I have a Postgres SQL table that looks like the following:
The index_constituents table:
id date opening_closing ISIN
1 2016-05-03 O AAAAAA
2 2018-04-03 C ABDFGJ
5 2020-01-02 C HIFHSA
10 2024-01-01 C FOHOAS
111 2022-05-05 O JIOFHS
15 2016-05-03 C AAAAAA
16 2018-04-03 O ABDFGJ
20 2020-01-02 C HIFHSA
....
The opening_closing field will only have vals of O and C.
The real table has over 13k rows and something like 2k dates in total.
What I am trying to do is check for each date. If the ISIN appears in both the O and C rows. If it appears in one but not the other, then I would like to return the ISIN.

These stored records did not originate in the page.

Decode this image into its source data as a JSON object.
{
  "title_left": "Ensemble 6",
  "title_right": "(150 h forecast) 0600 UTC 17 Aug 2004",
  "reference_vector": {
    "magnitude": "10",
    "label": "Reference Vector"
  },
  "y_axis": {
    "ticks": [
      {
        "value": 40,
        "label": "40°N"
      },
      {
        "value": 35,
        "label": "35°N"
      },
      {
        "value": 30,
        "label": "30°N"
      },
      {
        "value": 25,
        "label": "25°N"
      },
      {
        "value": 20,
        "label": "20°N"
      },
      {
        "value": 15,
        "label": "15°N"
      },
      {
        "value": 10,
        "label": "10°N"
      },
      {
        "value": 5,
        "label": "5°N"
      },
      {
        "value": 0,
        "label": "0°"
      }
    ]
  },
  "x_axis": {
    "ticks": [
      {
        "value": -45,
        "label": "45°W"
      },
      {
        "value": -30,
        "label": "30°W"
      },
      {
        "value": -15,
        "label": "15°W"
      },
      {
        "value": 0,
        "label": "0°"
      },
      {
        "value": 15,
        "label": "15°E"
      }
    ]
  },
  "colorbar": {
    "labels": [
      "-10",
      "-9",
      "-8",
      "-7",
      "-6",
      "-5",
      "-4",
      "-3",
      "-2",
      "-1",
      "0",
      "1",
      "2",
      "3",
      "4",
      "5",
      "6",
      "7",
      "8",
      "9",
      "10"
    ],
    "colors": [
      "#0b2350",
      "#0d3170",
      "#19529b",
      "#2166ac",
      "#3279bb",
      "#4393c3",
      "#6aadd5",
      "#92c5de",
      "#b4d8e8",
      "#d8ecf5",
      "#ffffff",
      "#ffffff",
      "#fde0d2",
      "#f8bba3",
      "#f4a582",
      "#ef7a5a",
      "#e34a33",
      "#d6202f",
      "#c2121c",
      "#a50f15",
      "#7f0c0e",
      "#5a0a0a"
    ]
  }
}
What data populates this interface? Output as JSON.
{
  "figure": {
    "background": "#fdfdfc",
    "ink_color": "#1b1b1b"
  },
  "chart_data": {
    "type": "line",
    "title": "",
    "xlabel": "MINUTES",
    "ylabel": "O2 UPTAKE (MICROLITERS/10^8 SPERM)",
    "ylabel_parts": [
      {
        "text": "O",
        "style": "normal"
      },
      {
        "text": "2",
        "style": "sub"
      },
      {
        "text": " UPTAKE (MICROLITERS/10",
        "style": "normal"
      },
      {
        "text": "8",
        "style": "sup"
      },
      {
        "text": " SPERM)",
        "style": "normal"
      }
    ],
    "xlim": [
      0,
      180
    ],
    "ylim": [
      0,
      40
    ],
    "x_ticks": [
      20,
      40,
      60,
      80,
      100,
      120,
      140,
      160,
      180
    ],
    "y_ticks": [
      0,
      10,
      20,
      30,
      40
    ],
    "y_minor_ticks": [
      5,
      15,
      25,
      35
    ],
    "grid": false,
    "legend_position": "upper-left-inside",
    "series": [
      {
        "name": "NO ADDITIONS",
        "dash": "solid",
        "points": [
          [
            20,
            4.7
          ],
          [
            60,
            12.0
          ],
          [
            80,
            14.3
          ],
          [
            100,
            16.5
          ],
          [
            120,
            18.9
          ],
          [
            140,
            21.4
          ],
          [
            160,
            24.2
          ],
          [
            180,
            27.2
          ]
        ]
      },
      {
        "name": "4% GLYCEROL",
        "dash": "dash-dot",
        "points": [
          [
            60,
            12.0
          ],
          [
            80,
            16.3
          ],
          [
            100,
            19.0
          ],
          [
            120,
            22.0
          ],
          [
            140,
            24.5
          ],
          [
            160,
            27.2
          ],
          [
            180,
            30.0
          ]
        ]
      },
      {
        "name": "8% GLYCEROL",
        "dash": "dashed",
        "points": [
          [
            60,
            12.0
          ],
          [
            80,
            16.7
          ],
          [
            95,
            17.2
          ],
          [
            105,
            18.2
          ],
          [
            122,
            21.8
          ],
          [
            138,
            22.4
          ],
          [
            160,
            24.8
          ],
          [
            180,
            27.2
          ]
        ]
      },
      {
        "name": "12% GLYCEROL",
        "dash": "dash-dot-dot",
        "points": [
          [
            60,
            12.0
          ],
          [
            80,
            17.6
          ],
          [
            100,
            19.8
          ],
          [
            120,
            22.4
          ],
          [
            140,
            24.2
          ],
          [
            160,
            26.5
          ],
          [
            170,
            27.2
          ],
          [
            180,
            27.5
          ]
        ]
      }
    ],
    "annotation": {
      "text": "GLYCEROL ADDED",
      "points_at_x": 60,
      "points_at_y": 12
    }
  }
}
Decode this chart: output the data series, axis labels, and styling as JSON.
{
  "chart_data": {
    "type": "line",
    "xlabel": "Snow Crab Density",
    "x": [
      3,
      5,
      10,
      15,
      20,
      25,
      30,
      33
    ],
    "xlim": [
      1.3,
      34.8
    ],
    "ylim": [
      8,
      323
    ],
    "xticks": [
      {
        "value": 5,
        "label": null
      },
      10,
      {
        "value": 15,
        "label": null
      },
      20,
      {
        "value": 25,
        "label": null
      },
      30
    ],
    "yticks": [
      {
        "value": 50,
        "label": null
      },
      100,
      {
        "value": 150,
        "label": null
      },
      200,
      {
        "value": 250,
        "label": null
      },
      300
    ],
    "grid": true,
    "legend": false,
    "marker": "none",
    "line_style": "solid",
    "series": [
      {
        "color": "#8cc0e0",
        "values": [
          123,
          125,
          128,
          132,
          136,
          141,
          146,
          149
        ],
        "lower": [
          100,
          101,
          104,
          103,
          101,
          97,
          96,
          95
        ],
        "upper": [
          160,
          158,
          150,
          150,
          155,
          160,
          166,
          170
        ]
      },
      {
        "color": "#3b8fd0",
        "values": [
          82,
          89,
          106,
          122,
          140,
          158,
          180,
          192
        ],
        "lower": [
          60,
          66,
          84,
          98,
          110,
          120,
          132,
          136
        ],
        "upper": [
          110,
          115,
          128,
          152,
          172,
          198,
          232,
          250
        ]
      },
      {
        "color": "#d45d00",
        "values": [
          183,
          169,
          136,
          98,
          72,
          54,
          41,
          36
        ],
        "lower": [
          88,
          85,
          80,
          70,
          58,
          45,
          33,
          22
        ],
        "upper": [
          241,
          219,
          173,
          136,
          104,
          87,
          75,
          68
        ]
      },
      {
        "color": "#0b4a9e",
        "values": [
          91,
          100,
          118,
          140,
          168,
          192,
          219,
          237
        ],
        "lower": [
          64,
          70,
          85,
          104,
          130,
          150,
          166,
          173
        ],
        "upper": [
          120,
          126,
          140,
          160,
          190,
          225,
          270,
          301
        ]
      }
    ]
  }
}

So In the example above, ISIN=AAAAA appears in id 1 and 15, where row 1 has O and row 15 has C, so that ISIN is okay and I DO NOT want it to be returned.
Whereas ISIN=FOHOAS only appears in a C row (id=10) but does not appear in a row with O, so I would like it to be returned in the final result.
The final result would just be all the ISINs that appear in either a C row or O row but not both.
For the above example, I would expect FOHOAS and JIOFHS to be returned only.
You could group by the date and the isin, and then count the distinct number opening_closing values it has:
SELECT date, isin
FROM index_constituents
GROUP BY date, isin
HAVING COUNT(DISTINCT opening_closing) < 2